You know what? I misunderstood your previous post :P By some reason I though that your PentiumIII had not SSE support.

For SSE support you need a capable CPU and a capable OS. SSE is not as transparent as MMX was to the OS, the OS must set an special control bit on the CPU to confirm that the kernel is fully aware of SSE and hence on context switches it will preserve the XMM registers. I'm not sure when Windows started to support SSE, maybe at Win98 SE?

About if every PentiumIII supports SSE, according to a magazine of that time that I have on my hands right now confirms it and the core name is Katmai. Wikipedia also says that Katmai comes with SSE http://en.wikipedia.org/wiki/Pentium_III .
Posted on 2007-10-30 21:53:46 by LocoDelAssembly
Yeah, to get max speed of a 500MHz P3, use SSE, to compute 4 voices at once. You'll have to group data, though. And instead of float4-phase (for each sine), use a 31-bit integer format (must clear sign-bit, also will have to use the FPU for fld int1 | fmul fOneOver2_31 | fstp QuadFloat.float0).
Posted on 2007-10-30 23:17:29 by Ultrano
P3 does not have SSE2 so there isnt any 4-way parallel 32-bit integer multiplication available.. Regular SSE is restricted to single precision float multiplication .. He will thus need a seperate float to integer conversion somewhere which consumes time in addition to the swizzling if he intends to use SSE

I suggest sticking with the general purpose integer registers since nearly every operation needed has a throughput of 1 per cycle
Posted on 2007-10-31 03:16:49 by Rockoon

Which Windows version are you using now? AFAIK the only significant addition PentiumIII had was SSE. I remember that many people complained about this because them said that "PentiumII with SSE" would be more appropriate since "Pentium with MMX" wasn't called PentiumII.

Iirc it was the PentiumIII that integrated the L2 cache directly on-die, whereas the PII had L2 cache on the processor packaging, but not on-die. Dunno if there were (other) architectural changes compared to the PII than that.
Posted on 2007-10-31 06:27:06 by f0dder
The L2 on die was introduced later, Katmai was the traditional cartridge as the firsts Athlons and all the Pentiums II. It also came with the magic serial number that many people called "big brother inside", a transformation of "Intel inside".
Posted on 2007-10-31 08:40:19 by LocoDelAssembly

The L2 on die was introduced later, Katmai was the traditional cartridge as the firsts Athlons and all the Pentiums II. It also came with the magic serial number that many people called "big brother inside", a transformation of "Intel inside".

Oh, the first P3's were slot rather than socket CPUs?
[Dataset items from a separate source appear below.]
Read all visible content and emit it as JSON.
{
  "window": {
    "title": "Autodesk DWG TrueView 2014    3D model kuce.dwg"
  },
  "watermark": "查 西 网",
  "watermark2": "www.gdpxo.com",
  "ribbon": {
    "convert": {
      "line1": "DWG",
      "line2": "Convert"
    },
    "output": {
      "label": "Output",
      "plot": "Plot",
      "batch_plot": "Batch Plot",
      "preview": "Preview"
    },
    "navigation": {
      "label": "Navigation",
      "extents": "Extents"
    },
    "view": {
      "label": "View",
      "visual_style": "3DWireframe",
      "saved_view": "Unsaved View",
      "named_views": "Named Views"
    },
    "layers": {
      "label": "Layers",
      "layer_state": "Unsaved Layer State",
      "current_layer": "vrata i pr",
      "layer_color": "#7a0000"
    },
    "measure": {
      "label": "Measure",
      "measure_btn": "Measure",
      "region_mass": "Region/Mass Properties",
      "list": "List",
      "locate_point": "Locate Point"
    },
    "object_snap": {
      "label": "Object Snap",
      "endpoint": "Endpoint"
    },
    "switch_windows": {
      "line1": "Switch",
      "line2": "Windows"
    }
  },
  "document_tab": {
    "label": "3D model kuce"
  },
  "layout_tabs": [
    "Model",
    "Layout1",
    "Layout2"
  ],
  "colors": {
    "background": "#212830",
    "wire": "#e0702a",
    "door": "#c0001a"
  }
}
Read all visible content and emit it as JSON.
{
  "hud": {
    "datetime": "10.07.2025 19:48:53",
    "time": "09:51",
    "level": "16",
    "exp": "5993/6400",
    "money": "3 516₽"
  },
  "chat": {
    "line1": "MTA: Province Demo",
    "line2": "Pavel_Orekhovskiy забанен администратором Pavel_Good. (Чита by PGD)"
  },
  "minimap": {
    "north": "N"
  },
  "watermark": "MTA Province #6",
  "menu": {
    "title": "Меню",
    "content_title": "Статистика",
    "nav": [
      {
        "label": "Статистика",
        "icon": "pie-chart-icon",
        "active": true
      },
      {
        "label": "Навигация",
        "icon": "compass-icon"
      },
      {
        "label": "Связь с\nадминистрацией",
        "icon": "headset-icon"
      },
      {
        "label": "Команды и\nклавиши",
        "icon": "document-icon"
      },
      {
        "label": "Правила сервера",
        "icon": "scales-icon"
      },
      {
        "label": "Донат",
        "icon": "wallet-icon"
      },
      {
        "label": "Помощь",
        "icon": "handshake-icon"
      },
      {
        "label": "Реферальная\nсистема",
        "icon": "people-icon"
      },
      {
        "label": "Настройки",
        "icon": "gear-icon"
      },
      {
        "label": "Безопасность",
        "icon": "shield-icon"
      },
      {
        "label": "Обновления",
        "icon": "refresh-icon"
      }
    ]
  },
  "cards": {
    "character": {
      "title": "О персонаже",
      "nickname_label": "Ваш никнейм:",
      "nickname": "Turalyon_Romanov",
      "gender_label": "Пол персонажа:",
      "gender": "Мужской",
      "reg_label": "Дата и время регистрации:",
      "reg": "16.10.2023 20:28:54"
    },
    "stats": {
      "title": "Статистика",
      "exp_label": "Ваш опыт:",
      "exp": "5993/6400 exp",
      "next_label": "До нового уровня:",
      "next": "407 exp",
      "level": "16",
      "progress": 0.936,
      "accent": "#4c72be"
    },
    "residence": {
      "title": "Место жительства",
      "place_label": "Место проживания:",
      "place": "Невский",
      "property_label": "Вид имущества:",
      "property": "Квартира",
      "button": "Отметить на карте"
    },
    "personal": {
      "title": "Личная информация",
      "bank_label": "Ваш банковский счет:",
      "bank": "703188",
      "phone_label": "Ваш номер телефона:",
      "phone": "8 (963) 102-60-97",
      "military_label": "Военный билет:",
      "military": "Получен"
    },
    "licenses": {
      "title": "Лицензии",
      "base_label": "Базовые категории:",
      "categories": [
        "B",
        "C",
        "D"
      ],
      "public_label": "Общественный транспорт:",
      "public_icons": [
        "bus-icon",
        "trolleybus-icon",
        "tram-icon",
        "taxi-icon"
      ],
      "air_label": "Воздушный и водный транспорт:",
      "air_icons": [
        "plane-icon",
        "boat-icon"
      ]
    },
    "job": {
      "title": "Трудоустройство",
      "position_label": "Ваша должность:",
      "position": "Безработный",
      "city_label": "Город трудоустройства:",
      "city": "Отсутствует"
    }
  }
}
Didn't know that :)

The unique-ID feature appeared and disappeared again pretty quickly, heh.
Posted on 2007-10-31 10:50:16 by f0dder
I suggest sticking with the general purpose integer registers since nearly every operation needed has a throughput of 1 per cycle

Well, with SEE he can do roughly 4 operations / cycle (requires proper data structuring), and float <-> integer conversion can be done by the FPU (which doesn't collide with SSE) before and after the process. Not to mention that SSE code will perform VERY nicely when run on a P4s, Athlons, or Cores. Even Katmai (first P3 to be produced) could execute about 1 SSE instruction/cycle scoring up to 4 FP operations/cycle. It had some limitations that in some cases Katmai would do at most 2 FP operation/cycle, but (1) it's still better than 1, and (2) Future P3s don't have such limitations. IMHO sticking with 'the old' instruction set wastes processing power.

http://en.wikipedia.org/wiki/Pentium_III#Pentium_III.27s_SSE_implementation
There's a minor error there: Tualatins start from 750MHz (I myself have one in one of my machines), not from 1GHz.

and
The Pentium III was the first Intel processor to break 1 GFLOPS, with a theoretical performance of 2 GFLOPS

Actually, Tualatin @ 1GHz scores ~1.4 GFLOP.
Posted on 2007-10-31 14:33:54 by ti_mo_n
keantoken,

    I suggest you look into the incremental Taylor series.  It works well with a LUT and it converges fast.  Ratch

http://www.masm32.com/board/index.php?topic=4765.0

Posted on 2007-10-31 22:10:38 by Ratch

Well, with SEE he can do roughly 4 operations / cycle (requires proper data structuring), and float <-> integer conversion can be done by the FPU (which doesn't collide with SSE) before and after the process.


Not on the pentium 3, which is his minimum target processor.

SSE can do at best 2 multiplications per cycle on the P3.. thats 2 cycles per MULPS throughput... in theory twice as fast, right?

..but if you have followed along then you would know that proper data ordering is not possible because this isnt a SIMD problem (each sine wave has an arbitrary frequency and phase), so he will have to use register swizzles to get the proper data into the proper component of an xmm register.

If he needs 1 swizzle per multiplication, then the best he can do is 1 multiplication per cycle .. the theoretical best is then only equal to using integers .. but note that the swizzle instructions all have latencies significantly higher than the throughput of integer multiplications so it will be hard in practice to ever match the throughput of integer multiplication for this problem set.

On top of that, he will then also need a float to integer stage, which isnt at all free. While the FPU "can" do it, there is no reason that it "should"

I just can't see a justification for using MULPS over IMUL for this problem set on that processor.

.. Also, my advice is to stop using wikipedia for your technical information. I suggest Agner Fog's optimization manuals, which spells out the real world latency and throughput of these instructions quite nicely.
Posted on 2007-11-01 01:38:01 by Rockoon